The way to download and run this: 
```python
from transformers import BlipProcessor, BlipForQuestionAnswering
import torch
from PIL import Image
device = torch.device("cuda:0" if torch.cuda.is_available() else "cpu")
# Specify the path to the directory where the model was saved
model_path = "voxeality/rgb-language_vqa"
# Load the model
model = BlipForQuestionAnswering.from_pretrained(model_path).to(device, torch.float16)
question = "any question in the form of where is an object or what is to the left/right/above/below/in front/behind the object"
image_path= 'path/to/file'
image = Image.open(image_path).convert("RGB")

# Load the processor used during training for consistent preprocessing
processor = BlipProcessor.from_pretrained(model_path)
# prepare inputs
encoding = processor(image, question, return_tensors="pt").to("cuda", torch.float16)
# Welcome to the VOXReality Horizon Europe Project 

out = model.generate(**encoding, max_new_tokens=200)
generated_text = processor.decode(out[0], skip_special_tokens=True)
print(generated_text)
```
Below you'll find the necessary instructions in order to run our provided code. The instructions refer to the building of the rgb-language_vqa service which exposes 1 endpoint and utilizes the VOXReality vision-language spatial visual question answering (open type) model.


The model is trained to produce a spatial answer to any question regarding spaial relationships between objects of the image.

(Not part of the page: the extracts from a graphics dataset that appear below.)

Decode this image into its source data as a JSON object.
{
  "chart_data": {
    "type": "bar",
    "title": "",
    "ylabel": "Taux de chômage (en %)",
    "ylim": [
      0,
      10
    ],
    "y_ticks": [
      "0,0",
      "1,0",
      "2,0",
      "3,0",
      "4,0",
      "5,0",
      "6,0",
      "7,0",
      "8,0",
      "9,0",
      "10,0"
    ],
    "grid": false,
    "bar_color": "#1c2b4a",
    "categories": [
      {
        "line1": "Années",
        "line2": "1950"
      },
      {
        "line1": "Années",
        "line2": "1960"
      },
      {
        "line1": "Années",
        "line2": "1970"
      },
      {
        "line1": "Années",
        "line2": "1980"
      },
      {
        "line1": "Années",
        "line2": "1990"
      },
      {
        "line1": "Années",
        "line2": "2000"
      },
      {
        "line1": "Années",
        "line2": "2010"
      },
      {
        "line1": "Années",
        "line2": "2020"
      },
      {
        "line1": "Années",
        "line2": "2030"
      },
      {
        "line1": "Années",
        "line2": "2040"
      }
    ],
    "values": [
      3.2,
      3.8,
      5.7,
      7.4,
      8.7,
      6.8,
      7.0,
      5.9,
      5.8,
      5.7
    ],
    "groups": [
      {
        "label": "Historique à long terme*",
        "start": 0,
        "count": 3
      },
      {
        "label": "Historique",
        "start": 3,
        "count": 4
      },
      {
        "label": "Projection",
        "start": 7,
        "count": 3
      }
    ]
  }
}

<i>The output of this dialogue is either of that form: 

Q. Where is "Object1"?. A. to the "Left/Right etc." of another "Object2".
## 1. Requirements
---
1. CUDA compatible GPU. 
   1. We recommend at least 4GB of GPU memory.
   2. The code was tested on Nvidia proprietary driver 515 and 525.
2. For LINUX (tested on Ubuntu 20.04).
   1. Make sure Docker is installed on your system.
   2. Make sure you have the NVIDIA Container Toolking installed. More info and instructions can be found in the [official installation guide](https://docs.nvidia.com/datacenter/cloud-native/container-toolkit/install-guide.html#docker)
3. For Windows (tested on Windows 10 and 11).
   1. Make sure Docker is installed on your system.